Cette semaine, des étudiants sont sortis dans la rue pour le troisième jeudi consécutif afin de solliciter une politique climatique plus ambitieuse. Ils estiment que la Belgique et les autres pays n’en font pas assez pour réduire les émissions de CO2. Tant que les étudiants n’obtiendront aucun engagement de la part des politiciens, disent-ils, ils répéteront les actions dans les prochaines semaines. Précisons que tout cela se passe dans une atmosphère détendue et non violente que les adultes ne peuvent apparemment pas se permettre lorsqu’ils se rendent à Bruxelles pour exprimer leurs griefs. Ces jeunes ont raison et voici pourquoi.

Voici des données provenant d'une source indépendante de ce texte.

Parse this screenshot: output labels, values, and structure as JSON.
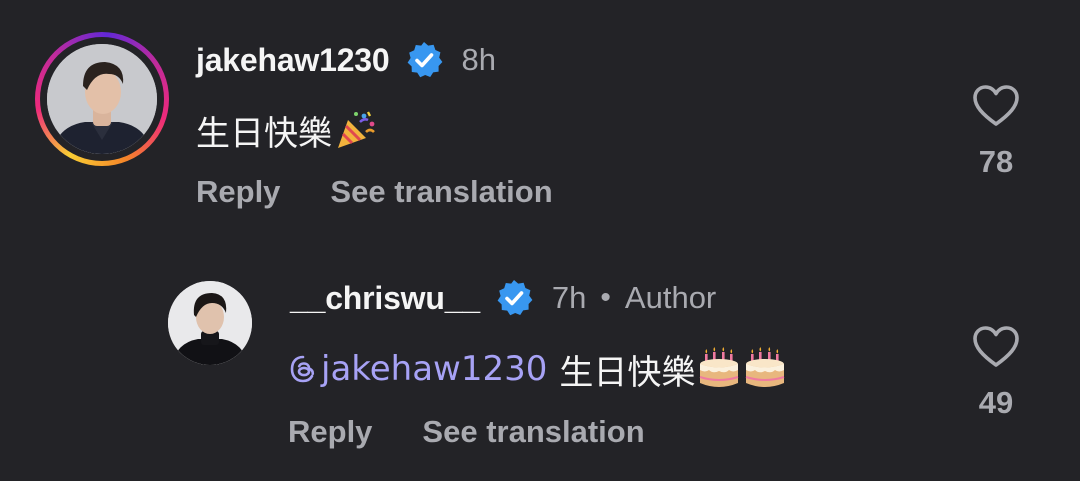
{
  "comments": [
    {
      "username": "jakehaw1230",
      "verified": true,
      "time": "8h",
      "text": "生日快樂",
      "emoji": "party-popper",
      "actions": {
        "reply": "Reply",
        "translate": "See translation"
      },
      "likes": "78",
      "has_story_ring": true
    },
    {
      "username": "__chriswu__",
      "verified": true,
      "time": "7h",
      "separator": "•",
      "badge": "Author",
      "mention": "jakehaw1230",
      "text": "生日快樂",
      "emoji": "birthday-cake",
      "actions": {
        "reply": "Reply",
        "translate": "See translation"
      },
      "likes": "49"
    }
  ],
  "colors": {
    "background": "#232327",
    "primary_text": "#f5f5f5",
    "secondary_text": "#a9aab0",
    "verified_blue": "#3897f0",
    "mention": "#a7a2f5"
  }
}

1. C’est pire que tu ne le penses

Ne te laisse pas avoir par les politiciens qui déclarent que le réchauffement ne dépasserait pas les 1,5 ou 2 degrés. Même si nous arrêtions d’émettre des gaz à effet de serre en arrêtant d’utiliser des combustibles fossiles avant la moitié de ce siècle, les températures augmenteront en moyenne de 2,9 degrés d’ici 2150. Et c’est le scénario le plus optimiste, car si nous atteignons les objectifs que l’UE s’est fixée, le réchauffement atteindra plutôt les 3,4 degrés. Ces objectifs, qui visent actuellement une réduction des gaz à effet de serre d’ici 2030, se sont déjà révélés irréalisables. Mais le scénario le plus important et, malheureusement, le plus probable, est celui dans lequel nous ne changeons rien. Avec l’augmentation actuelle de l’utilisation de combustibles fossiles et une transition trop faible vers les énergies durables, nous risquons sur le long terme de connaître un réchauffement de 4,9 degrés.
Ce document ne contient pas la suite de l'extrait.